NEW YORK (Reuters) - Higher unemployment, slow global growth and persistent government intervention in financial markets and companies will become the “new normal” for world economies, the chief executive of top bond fund Pimco said on Tuesday.
Mohamed El-Erian of Pacific Investment Management Co wrote in the firm’s “Secular Outlook” report that Pimco’s three- to five-year “baseline” investment strategy favors the front end of government yield curves in many countries, as central banks will opt to keep negative real interest rates.
“Relative to where it is coming from, the financial system will be de-levered, de-globalized, and re-regulated,” said El-Erian, who helps oversee more than $800 billion in assets.

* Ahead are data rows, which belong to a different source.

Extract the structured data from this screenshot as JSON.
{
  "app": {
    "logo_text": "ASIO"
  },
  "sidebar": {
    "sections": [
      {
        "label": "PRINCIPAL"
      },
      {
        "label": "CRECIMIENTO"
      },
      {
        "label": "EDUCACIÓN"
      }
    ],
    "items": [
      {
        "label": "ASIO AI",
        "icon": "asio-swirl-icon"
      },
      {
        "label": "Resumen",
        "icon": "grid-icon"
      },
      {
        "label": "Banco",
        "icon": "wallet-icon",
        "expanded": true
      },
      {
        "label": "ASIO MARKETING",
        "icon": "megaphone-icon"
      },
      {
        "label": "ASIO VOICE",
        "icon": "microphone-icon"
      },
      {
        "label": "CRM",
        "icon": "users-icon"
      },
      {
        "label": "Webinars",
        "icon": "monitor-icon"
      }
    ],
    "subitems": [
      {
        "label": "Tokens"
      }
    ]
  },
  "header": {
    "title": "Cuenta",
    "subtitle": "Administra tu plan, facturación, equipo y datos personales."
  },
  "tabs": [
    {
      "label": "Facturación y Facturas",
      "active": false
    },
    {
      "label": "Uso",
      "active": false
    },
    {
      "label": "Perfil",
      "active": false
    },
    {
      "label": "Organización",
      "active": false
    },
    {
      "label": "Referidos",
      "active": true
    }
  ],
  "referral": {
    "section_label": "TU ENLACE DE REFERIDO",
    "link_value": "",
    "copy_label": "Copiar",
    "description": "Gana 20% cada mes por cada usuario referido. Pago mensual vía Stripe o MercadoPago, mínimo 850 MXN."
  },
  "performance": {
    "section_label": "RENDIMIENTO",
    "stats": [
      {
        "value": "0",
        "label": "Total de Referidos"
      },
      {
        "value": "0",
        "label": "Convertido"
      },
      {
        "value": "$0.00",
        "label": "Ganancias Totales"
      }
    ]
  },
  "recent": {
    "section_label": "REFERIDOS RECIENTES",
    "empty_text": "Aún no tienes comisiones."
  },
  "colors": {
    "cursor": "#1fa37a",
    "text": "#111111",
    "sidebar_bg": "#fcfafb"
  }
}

“Global growth will be lower and unemployment higher, notwithstanding the continued rotation of dynamism away from industrial countries and toward emerging economies.”
Industrial countries are veering policy interest rates close to zero as many face or are dealing with negative growth rates, as the credit and banking crisis has sapped global growth. In fact, the International Monetary Fund estimates that banks around the globe will need to write down about $2.8 trillion. So far, about one-third of that has been written off.
Against that backdrop, El-Erian said Pimco will focus on income-generating instruments such as high-quality investment-grade bonds, municipals and short-maturing government bonds from around the world which will outperform “pure equity” securities, and international investments.
Income-generating instruments will dominate pure equity plays even though they will trade with premiums because they will reflect “a permanently higher threat of subordination” amid an environment of government intervention, he said.
“Price formation in many markets will be influenced by the legacy and, in some cases, continuation of direct government involvement,” El-Erian said.
For their part, international investments look attractive based on Pimco’s view that the U.S. dollar will fall in value in the long run, El-Erian added.
He said higher unemployment and slow global growth will become the ‘new normal’ as a result of a sluggish U.S. economy.
Last week, Bill Gross, the manager of Pimco’s flagship Total Return Fund, with $150 billion in assets, told Reuters the Federal Reserve will step up its purchases of Treasuries to keep mortgage rates low.
The sudden rise in Treasury yields recently, as improving optimism about the economy has dented the safe-haven bid for government bonds, could complicate the U.S. push to lower mortgage rates and other borrowing costs and kick-start the fragile American economy. A recovery in the housing market is seen as critical to the fortunes of the U.S. economy.